Rio 2016: Russia's Efimova Wants Apology After Boos

Yulia Efimova
Silver medalist Yulia Efimova of Russia is draped in her national flag at the Rio de Janeiro 2016 Olympic Games, August 8. Dominic Ebenbichler/Reuters

Russian Olympic swimmer Yulia Efimova expects an apology for some of the frosty reactions she received in Rio, after winning her second silver medal at the 200-meter breaststroke on Thursday.

Although a ban on Russian athletes was proposed due to evidence of glaring malpractice in Russia's anti-doping agency, the International Olympic Committee (IOC) declined to implement a blanket ban; most Russian athletes avoided exclusion, though only one track and field athlete, Darya Klishina, was allowed to go to the Olympic Games.

Efimova has already served an 18-month ban after testing positive for doping in 2013 and was only included in the games a day before the opening ceremony. She was serving a provisional ban after testing positive for meldonium, though this was lifted on the eve of the games, since the World Anti-Doping Agency ruled she had stopped taking the drug before it became illegal at the start of 2016.

Efimova's presence at the games has been controversial, with some fans booing her and even her fellow swimmers turning on her. U.S. swimmer Lilly King took issue with Efimova at the 100-meter breaststroke, saying, "You're shaking your finger 'No. 1' and you've been caught for drug cheating. I'm not a fan."
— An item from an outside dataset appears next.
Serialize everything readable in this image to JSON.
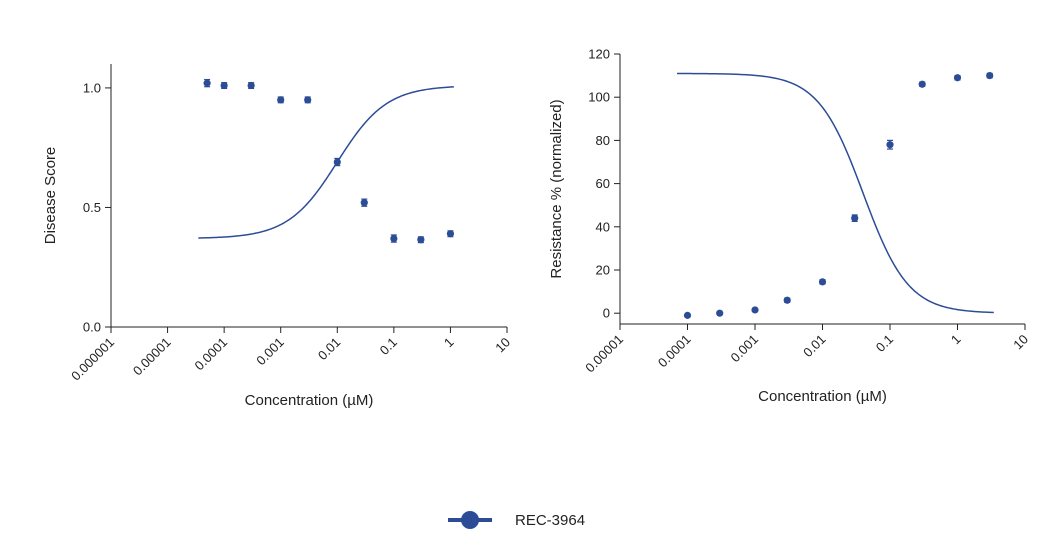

Australia's Taylor McKeown, who finished behind Efimova at the 200-meter breaststroke said the Russian's inclusion was "a shame" while Great Britain's Chloe Tutton said she "wasn't happy" with who was competing against her.

Efimova, who previously compared the backlash against her to the Cold War, is apparently fed up with the way she's being treated, telling Russian news site Lenta after her second silver medal that she feels she does not feel out of place in Rio, with the sports arbitration court's decision in her favor.

"I won the case," she said. "If that doesn't suit some people or someone thinks their truth supercedes that of the arbitration court, [they] should settle it there."

"A while ago I made a mistake. Cases like that exist all over the world," Efimova said referring to her ban in 2013. "The second time I was acquitted."

"I have also received a lot of support," Efimova said. "I would very much like to hear apologies from certain people."

Efimova and other Russian athletes have been booed in Rio in disciplines where negative crowd reactions are uncommon, prompting debate about the phenomenon.